Regenerative medicine startup Sernova has received support from proxy adviser Institutional Shareholders Services (ISS) in its ongoing dispute with activist investors who have accused it of “sluggish progress” in developing a therapeutic implant. ISS said the dissident shareholders had failed to provide detailed reasoning for their stance and recommended that shareholders vote for all director nominees put forward by Sernova’s management. The activist investors were attempting to secure two board seats. Sernova’s share price has fallen by over 45% in the past year but was up 5% at the start of the week. Voting on the board members closes on 25 April.
ISS is one of two companies that dominate the US proxy advisory market. In 2014, research from George Mason University estimated that it and Glass Lewis controlled 97% of the sector. Large investors pay advisers for voting recommendations to help them make thousands of decisions during proxy season.
Sernova rejected the allegations of the activist investors in a statement earlier this month. ISS supported this stance, stating that the activists’ “arguments do not provide context in support of its claims, and the proposed solution does not include a reasoned basis for how it could lead to a superior outcome”. The advisory company added that the group’s “broad-based allegations with respect to company communication look dubious” given that Sernova reports interim data or study progress updates to shareholders multiple times each year. ISS also noted that the firm’s “ability to secure relevant industry partnerships, as evidenced by its agreement secured with Evotec during 2022, seems difficult to call into question.”

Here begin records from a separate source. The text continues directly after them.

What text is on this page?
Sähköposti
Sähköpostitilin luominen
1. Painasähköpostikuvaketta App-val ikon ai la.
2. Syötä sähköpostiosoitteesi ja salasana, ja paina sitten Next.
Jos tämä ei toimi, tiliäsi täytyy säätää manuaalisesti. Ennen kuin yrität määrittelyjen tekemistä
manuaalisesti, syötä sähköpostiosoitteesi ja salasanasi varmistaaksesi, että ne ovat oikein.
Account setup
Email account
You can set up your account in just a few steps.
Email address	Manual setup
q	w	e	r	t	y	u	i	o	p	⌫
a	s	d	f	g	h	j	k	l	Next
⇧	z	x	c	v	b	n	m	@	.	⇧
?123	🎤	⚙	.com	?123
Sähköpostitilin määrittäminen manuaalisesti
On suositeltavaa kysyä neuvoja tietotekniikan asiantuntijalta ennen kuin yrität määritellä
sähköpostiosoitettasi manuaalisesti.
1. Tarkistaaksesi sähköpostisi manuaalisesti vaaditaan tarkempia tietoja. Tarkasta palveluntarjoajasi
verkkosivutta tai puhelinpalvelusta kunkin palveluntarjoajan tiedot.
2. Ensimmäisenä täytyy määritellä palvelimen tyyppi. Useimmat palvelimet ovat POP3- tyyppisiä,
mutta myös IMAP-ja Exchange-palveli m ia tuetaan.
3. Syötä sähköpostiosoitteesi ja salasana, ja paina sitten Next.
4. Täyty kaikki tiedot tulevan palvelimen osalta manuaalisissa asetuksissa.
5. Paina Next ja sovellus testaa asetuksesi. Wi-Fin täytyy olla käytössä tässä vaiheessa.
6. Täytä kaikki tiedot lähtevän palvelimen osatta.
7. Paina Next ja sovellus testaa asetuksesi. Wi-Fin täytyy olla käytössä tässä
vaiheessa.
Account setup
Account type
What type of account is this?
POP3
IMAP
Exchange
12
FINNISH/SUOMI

Risking “an additional near-term impact at the management level which diverges from a status quo that does not seem unreasonable”, shareholders are advised to vote for the management proxy card for the eight management nominees, according to ISS. The firm observed that the activist investors were targeting “two of the more tenured and experienced board members.”
Sernova has developed a device which automates the measurement of insulin dosage for diabetics, and the Company has described its long-term aim as being to create “a real-time, continuous, fully-automated diabetes management system that releases insulin based on parameters including glucose level, carbohydrate intake and daily rhythms”. Its preclinical diabetes cell replacement therapy combines medical devices and novel cell technologies to create a platform aimed at overcoming damage associated with insulin-dependent diabetes.
ISS’ recommendation followed a similar announcement from advisory firm Glass Lewis, which said the activists had not provided “a clear, coherent narrative” on the reasons behind their call for change. Glass Lewis added that the dissidents’ criticisms of Sernova were based on “inconsistent metrics” and a lack of “meaningful comparisons”.